Rumpf und viele seiner Kollegen fordern von der Politik Maßnahmen zum Schutz vor zu hohem Alkoholkonsum und Diskriminierung von Suchterkrankten. "In Deutschland ist Alkohol sehr billig und rund um die Uhr zu erhalten – und Alkohol gehört eben auch zum Alltag. Wer bewusst auf Alkohol verzichtet, muss sich häufig rechtfertigen. Eine Forderung an die Politik ist, die Preise für Alkohol zu erhöhen und die Verfügbarkeit einzuschränken." Als Vorbild nennt er skandinavische Länder wie Schweden, in denen Alkohol nur in speziellen Geschäften verkauft wird und sehr teuer ist.

Auch die Werbung für Alkohol könnte eingeschränkt oder verboten werden. Um die Entstigmatisierung von Menschen mit Suchterkrankungen voranzutreiben, hat er zusammen mit der Deutschen Gesellschaft für Suchtforschung und Suchttherapie ein Manifest mit den wichtigsten Forderungen aufgestellt. Doch auch die Medien sieht er in der Pflicht, sensibel über Suchterkrankungen zu berichten und keine Begriffe zu verwenden, die abwertend oder stigmatisierend sind.

Ein Beispiel: Die Bezeichnung "Alkoholiker" reduziert einen Menschen auf die Alkoholabhängigkeit. Dadurch rückt in den Hintergrund, dass es sich um eine Erkrankung handelt, für die es Behandlungsoptionen gibt. Das Aktionsbündnis "Seelische Gesundheit" betont, dass gesundheitsfördernde Veränderungen nicht nur Alkoholabhängigen schwerfallen, sondern auch vielen Menschen mit Erkrankungen wie Diabetes oder Asthma.

Ist das Feierabendbier problematisch?

Doch wo fängt problematischer Alkoholkonsum eigentlich an? Bereits beim abendlichen Bier? "Das Glas Bier oder Wein, um runterzukommen, kann ein Start zu mehr Konsum sein. Das ist aber nicht bei allen so, die meisten geraten nicht in die Sucht. Anfällig sind oft Personen, bei denen weitere destabilisierende Faktoren vorliegen, eine Depression oder der Verlust des Arbeitsplatzes beispielsweise", sagt Rumpf. Auch Menschen mit einer nicht behandelten ADHS haben ein größeres Risiko für Suchterkrankungen.

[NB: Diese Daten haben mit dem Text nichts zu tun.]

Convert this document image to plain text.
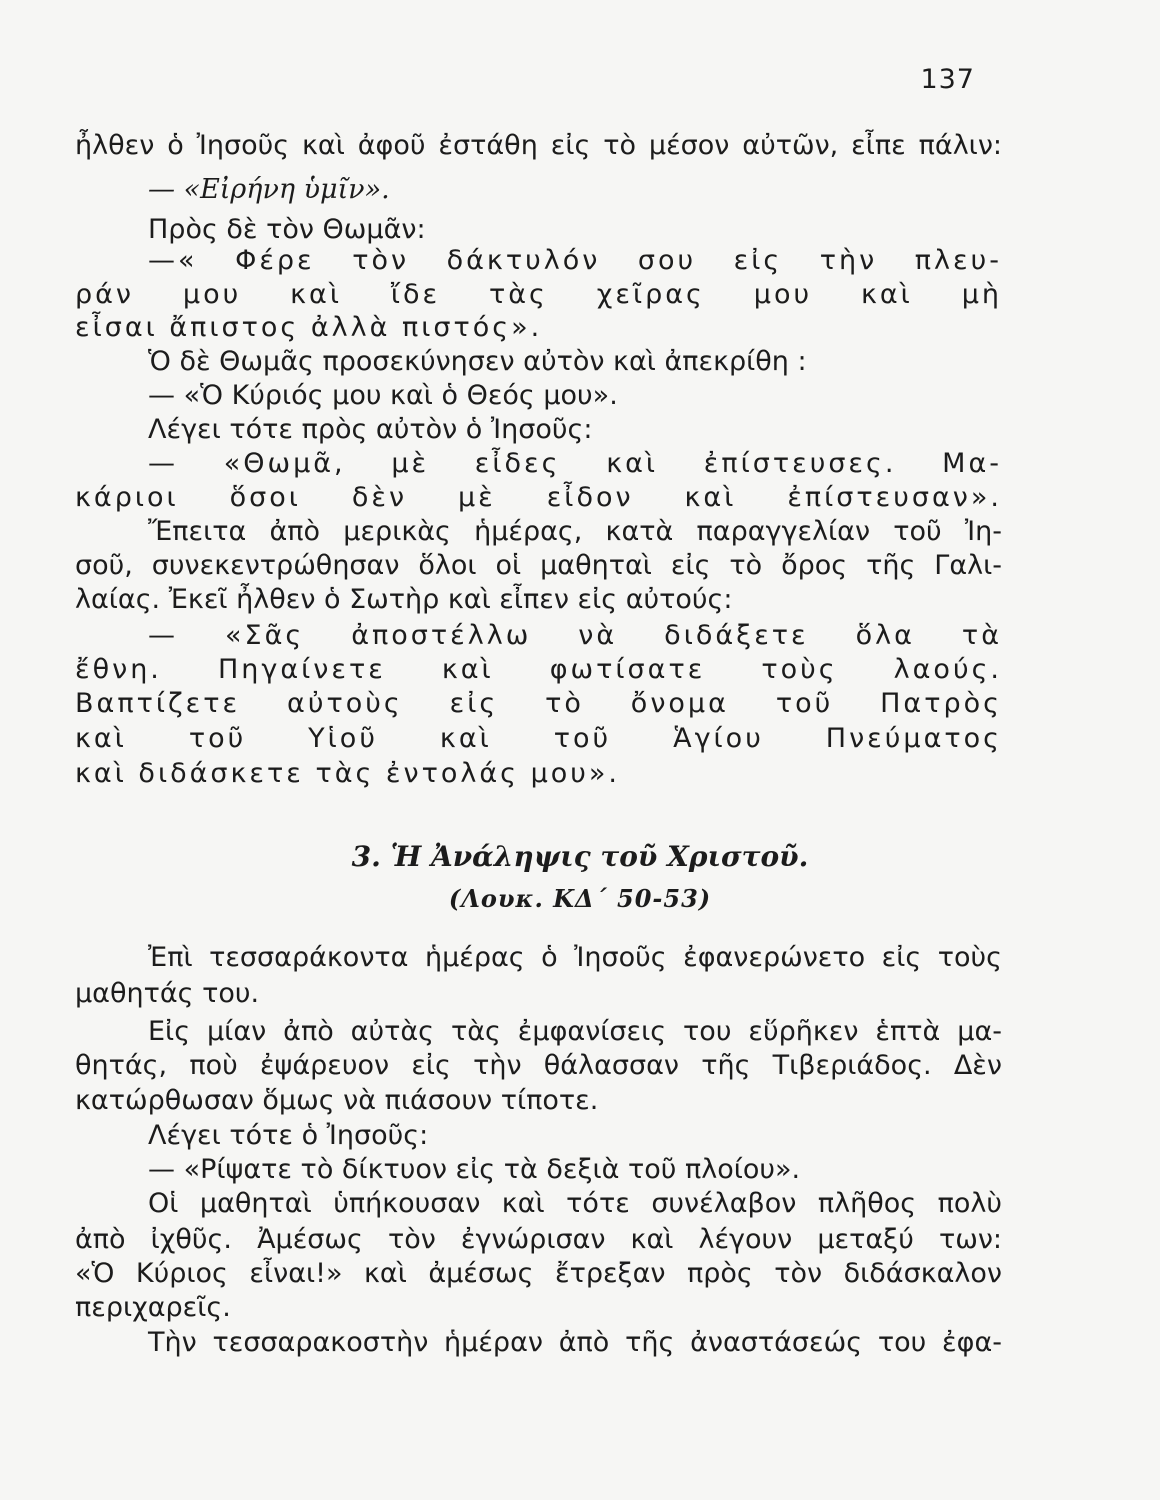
137
ἦλθεν ὁ Ἰησοῦς καὶ ἀφοῦ ἐστάθη εἰς τὸ μέσον αὐτῶν, εἶπε πάλιν:
— «Εἰρήνη ὑμῖν».
Πρὸς δὲ τὸν Θωμᾶν:
—« Φέρε τὸν δάκτυλόν σου εἰς τὴν πλευ-
ράν μου καὶ ἴδε τὰς χεῖρας μου καὶ μὴ
εἶσαι ἄπιστος ἀλλὰ πιστός».
Ὁ δὲ Θωμᾶς προσεκύνησεν αὐτὸν καὶ ἀπεκρίθη :
— «Ὁ Κύριός μου καὶ ὁ Θεός μου».
Λέγει τότε πρὸς αὐτὸν ὁ Ἰησοῦς:
— «Θωμᾶ, μὲ εἶδες καὶ ἐπίστευσες. Μα-
κάριοι ὅσοι δὲν μὲ εἶδον καὶ ἐπίστευσαν».
Ἔπειτα ἀπὸ μερικὰς ἡμέρας, κατὰ παραγγελίαν τοῦ Ἰη-
σοῦ, συνεκεντρώθησαν ὅλοι οἱ μαθηταὶ εἰς τὸ ὄρος τῆς Γαλι-
λαίας. Ἐκεῖ ἦλθεν ὁ Σωτὴρ καὶ εἶπεν εἰς αὐτούς:
— «Σᾶς ἀποστέλλω νὰ διδάξετε ὅλα τὰ
ἔθνη. Πηγαίνετε καὶ φωτίσατε τοὺς λαούς.
Βαπτίζετε αὐτοὺς εἰς τὸ ὄνομα τοῦ Πατρὸς
καὶ τοῦ Υἱοῦ καὶ τοῦ Ἁγίου Πνεύματος
καὶ διδάσκετε τὰς ἐντολάς μου».
3. Ἡ Ἀνάληψις τοῦ Χριστοῦ.
(Λουκ. ΚΔ΄ 50-53)
Ἐπὶ τεσσαράκοντα ἡμέρας ὁ Ἰησοῦς ἐφανερώνετο εἰς τοὺς
μαθητάς του.
Εἰς μίαν ἀπὸ αὐτὰς τὰς ἐμφανίσεις του εὕρῆκεν ἑπτὰ μα-
θητάς, ποὺ ἐψάρευον εἰς τὴν θάλασσαν τῆς Τιβεριάδος. Δὲν
κατώρθωσαν ὅμως νὰ πιάσουν τίποτε.
Λέγει τότε ὁ Ἰησοῦς:
— «Ρίψατε τὸ δίκτυον εἰς τὰ δεξιὰ τοῦ πλοίου».
Οἱ μαθηταὶ ὑπήκουσαν καὶ τότε συνέλαβον πλῆθος πολὺ
ἀπὸ ἰχθῦς. Ἀμέσως τὸν ἐγνώρισαν καὶ λέγουν μεταξύ των:
«Ὁ Κύριος εἶναι!» καὶ ἀμέσως ἔτρεξαν πρὸς τὸν διδάσκαλον
περιχαρεῖς.
Τὴν τεσσαρακοστὴν ἡμέραν ἀπὸ τῆς ἀναστάσεώς του ἐφα-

Das Gläschen Wein am Abend führt zwar selten in eine Abhängigkeit, ungesund ist es aber trotzdem. Die für gesunde Menschen lange als risikoarm eingestuften Tagesmengen von 12 Gramm Reinalkohol bei Frauen und 24 Gramm bei Männern gelten als wissenschaftlich überholt – ebenso die Annahme, ein moderater Alkoholkonsum könne sich positiv auf die Gesundheit auswirken.

Neue Forschungen belegen: Es gibt keine gesundheitlich unbedenkliche Menge an Alkohol. Jedes alkoholische Getränk ist – unabhängig vom Preis und der Qualität des Produkts – mit einem Krebsrisiko verbunden, das mit steigendem Konsum zunimmt. "Den Alkoholkonsum zu reduzieren ist immer gut", so Rumpf. "Der gesündeste Weg ist, ganz auf Alkohol zu verzichten."

Über den Experten

  • Prof. Hans-Jürgen Rumpf ist Psychologe und leitet an der Klinik für Psychiatrie und Psychotherapie der Universität zu Lübeck eine Suchtforschungsgruppe. Er beschäftigt sich mit substanzbezogenen Störungen und Verhaltenssüchten. In seiner Forschung arbeitet er mit internationalen Verbünden und Organisationen wie der Weltgesundheitsorganisation (WHO) zusammen.